Why did Crude have an existential crisis last night? .This was all about the expiry of futures contracts on 21st April The long and short of it is in the US markets -Crude is a physical deliverable contract at Cushing OK. ( its not on MCX, India) . So if a trader holds a position whether long or short 48 hours before it expires they are obligated to take or give delivery of the physical product. There are no exceptions.
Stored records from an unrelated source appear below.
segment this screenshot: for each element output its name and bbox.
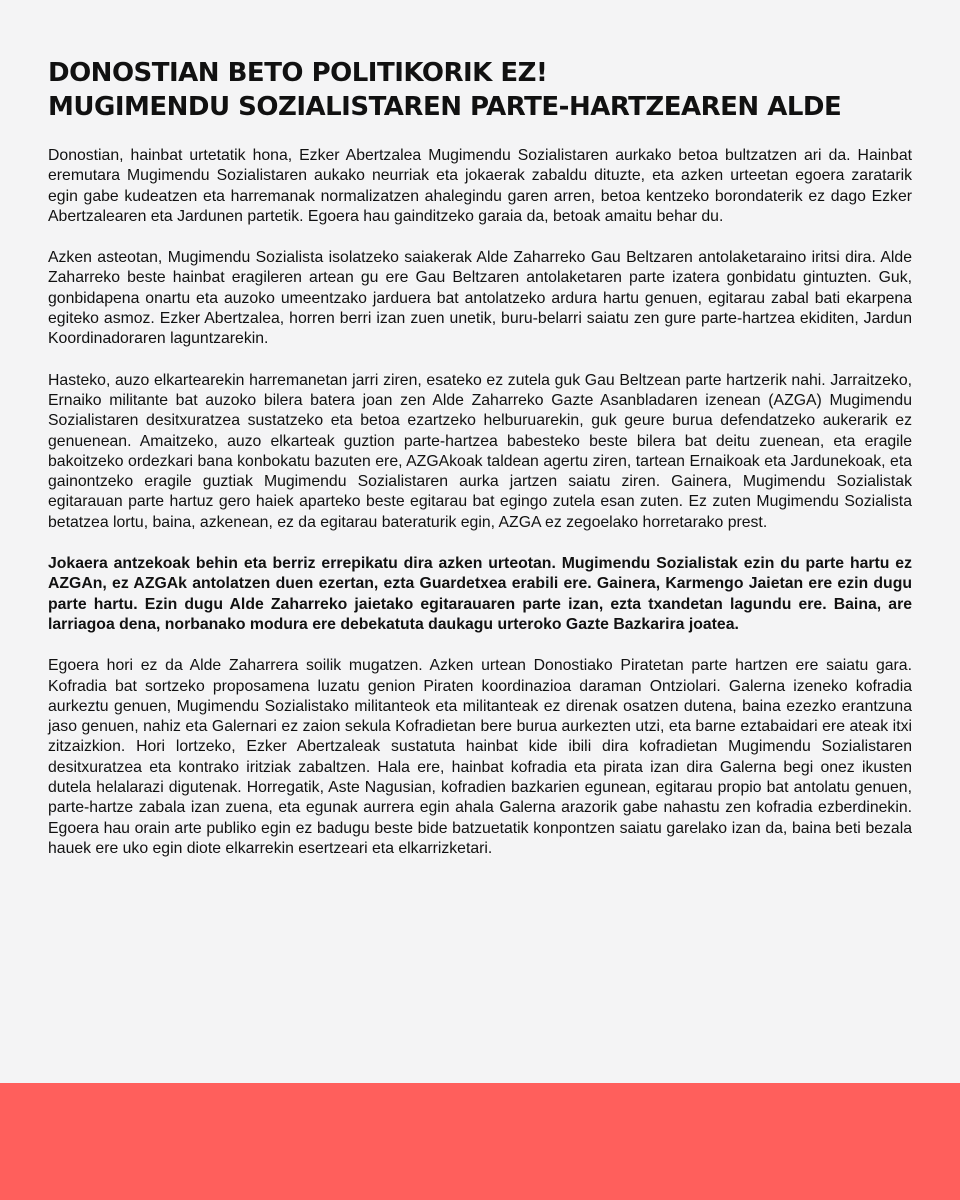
paragraph-2: Azken asteotan, Mugimendu Sozialista isolatzeko saiakerak Alde Zaharreko Gau Beltzaren antolaketaraino iritsi dira. Alde Zaharreko beste hainbat eragileren artean gu ere Gau Beltzaren antolaketaren parte izatera gonbidatu gintuzten. Guk, gonbidapena onartu eta auzoko umeentzako jarduera bat antolatzeko ardura hartu genuen, egitarau zabal bati ekarpena egiteko asmoz. Ezker Abertzalea, horren berri izan zuen unetik, buru-belarri saiatu zen gure parte-hartzea ekiditen, Jardun Koordinadoraren laguntzarekin. <box>48 249 912 348</box>
paragraph-5: Egoera hori ez da Alde Zaharrera soilik mugatzen. Azken urtean Donostiako Piratetan parte hartzen ere saiatu gara. Kofradia bat sortzeko proposamena luzatu genion Piraten koordinazioa daraman Ontziolari. Galerna izeneko kofradia aurkeztu genuen, Mugimendu Sozialistako militanteok eta militanteak ez direnak osatzen dutena, baina ezezko erantzuna jaso genuen, nahiz eta Galernari ez zaion sekula Kofradietan bere burua aurkezten utzi, eta barne eztabaidari ere ateak itxi zitzaizkion. Hori lortzeko, Ezker Abertzaleak sustatuta hainbat kide ibili dira kofradietan Mugimendu Sozialistaren desitxuratzea eta kontrako iritziak zabaltzen. Hala ere, hainbat kofradia eta pirata izan dira Galerna begi onez ikusten dutela helalarazi digutenak. Horregatik, Aste Nagusian, kofradien bazkarien egunean, egitarau propio bat antolatu genuen, parte-hartze zabala izan zuena, eta egunak aurrera egin ahala Galerna arazorik gabe nahastu zen kofradia ezberdinekin. Egoera hau orain arte publiko egin ez badugu beste bide batzuetatik konpontzen saiatu garelako izan da, baina beti bezala hauek ere uko egin diote elkarrekin esertzeari eta elkarrizketari. <box>48 657 912 857</box>
paragraph-3: Hasteko, auzo elkartearekin harremanetan jarri ziren, esateko ez zutela guk Gau Beltzean parte hartzerik nahi. Jarraitzeko, Ernaiko militante bat auzoko bilera batera joan zen Alde Zaharreko Gazte Asanbladaren izenean (AZGA) Mugimendu Sozialistaren desitxuratzea sustatzeko eta betoa ezartzeko helburuarekin, guk geure burua defendatzeko aukerarik ez genuenean. Amaitzeko, auzo elkarteak guztion parte-hartzea babesteko beste bilera bat deitu zuenean, eta eragile bakoitzeko ordezkari bana konbokatu bazuten ere, AZGAkoak taldean agertu ziren, tartean Ernaikoak eta Jardunekoak, eta gainontzeko eragile guztiak Mugimendu Sozialistaren aurka jartzen saiatu ziren. Gainera, Mugimendu Sozialistak egitarauan parte hartuz gero haiek aparteko beste egitarau bat egingo zutela esan zuten. Ez zuten Mugimendu Sozialista betatzea lortu, baina, azkenean, ez da egitarau bateraturik egin, AZGA ez zegoelako horretarako prest. <box>48 371 912 531</box>
document-body <box>48 56 912 880</box>
paragraph-1: Donostian, hainbat urtetatik hona, Ezker Abertzalea Mugimendu Sozialistaren aurkako betoa bultzatzen ari da. Hainbat eremutara Mugimendu Sozialistaren aukako neurriak eta jokaerak zabaldu dituzte, eta azken urteetan egoera zaratarik egin gabe kudeatzen eta harremanak normalizatzen ahalegindu garen arren, betoa kentzeko borondaterik ez dago Ezker Abertzalearen eta Jardunen partetik. Egoera hau gainditzeko garaia da, betoak amaitu behar du. <box>48 147 912 225</box>
title-line-1: DONOSTIAN BETO POLITIKORIK EZ! <box>48 58 548 88</box>
title-line-2: MUGIMENDU SOZIALISTAREN PARTE-HARTZEAREN ALDE <box>48 92 842 122</box>
page-title <box>48 56 912 124</box>
paragraph-4-bold: Jokaera antzekoak behin eta berriz errepikatu dira azken urteotan. Mugimendu Sozialistak ezin du parte hartu ez AZGAn, ez AZGAk antolatzen duen ezertan, ezta Guardetxea erabili ere. Gainera, Karmengo Jaietan ere ezin dugu parte hartu. Ezin dugu Alde Zaharreko jaietako egitarauaren parte izan, ezta txandetan lagundu ere. Baina, are larriagoa dena, norbanako modura ere debekatuta daukagu urteroko Gazte Bazkarira joatea. <box>48 555 912 633</box>
footer-color-band <box>0 1083 960 1200</box>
That’s where the drama came in – The outstanding May contracts last night were app 109k in size –which is roughly over 1 Million Barrels. So with less than 24 hours to go and no storage available at Cushing, traders were forced to sell at any price, in this instance at negative prices, to take physical oil, off their hands. It was not just at Cushing though – it spilt over to every grade of oil as producers/refiners were ready to pay to get this oil off their hands because there is really no one that needs crude with the country in shutdown? What is coming next?
President Trump just announced the US will be adding 75MB to its SPR – but he needs Congress to vote on it. On the flip side Shale got capped / Canada stopped producing… so did President Trump get his 350k MBPD cut promised on behalf of Mexico to OPEC without lifting a finger ?? ) As for that 35MB of Saudi oil queued up for delivery on US shores – Trump wants to halt their shipment. This will be this week’s breaking story….
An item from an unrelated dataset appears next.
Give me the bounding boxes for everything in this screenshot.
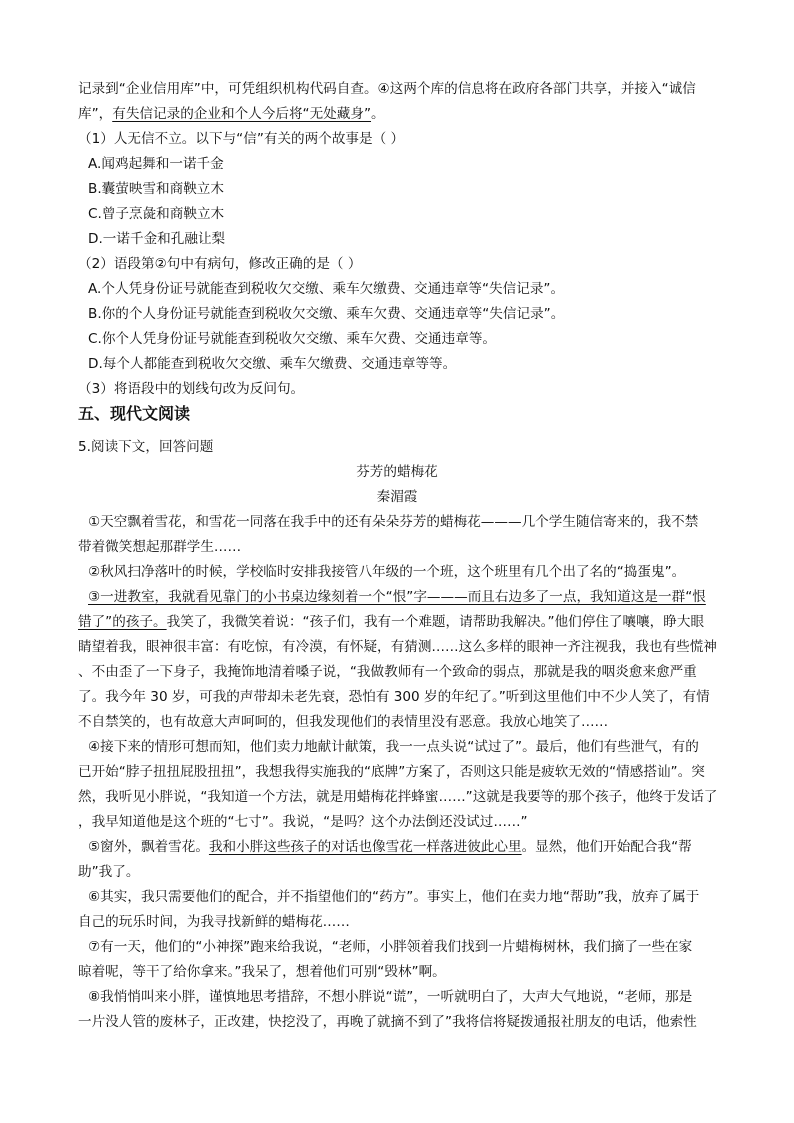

The second part of the story was retail buying s i the USO ETF (a long oil fund) – They were forced rolling May to June at a 10$ premium only to have a bill handed to them by the ETF who squared their May longs at an 8-10$ loss at the very least. For those who went all into that USO ETF last night thinking they were buying at 0 or negative prices – guess again! USO expired on 20th – and they are all long June at 21$ odd. Evidence – that ETF filed last night to authorize an increase to shares outstanding to 4 billion. That ETF had an OI of only 120 M at the start of the year, currently the OI stands at just over 1.1 B. The pain is not over yet – the fund currently trades at 8% above its NAV. The other thing to keep an eye out for is problems at the CME. Oil is traded with high levels of margin and lots of leveraged funds have ended up on the wrong side of that trade. Will find out soon enough who was holding the bag. ATM it appears that Hin Leong Trading, a Singapore trading firm is the first victim. It is holding 4B$ of debt and has filed for bankruptcy.
Hot money / Lemmings / Retail are always chasing volatility. They found it in oil, much to their misery. The moral of the story – when retail buys it’s usually the top, when they sell it’s the bottom.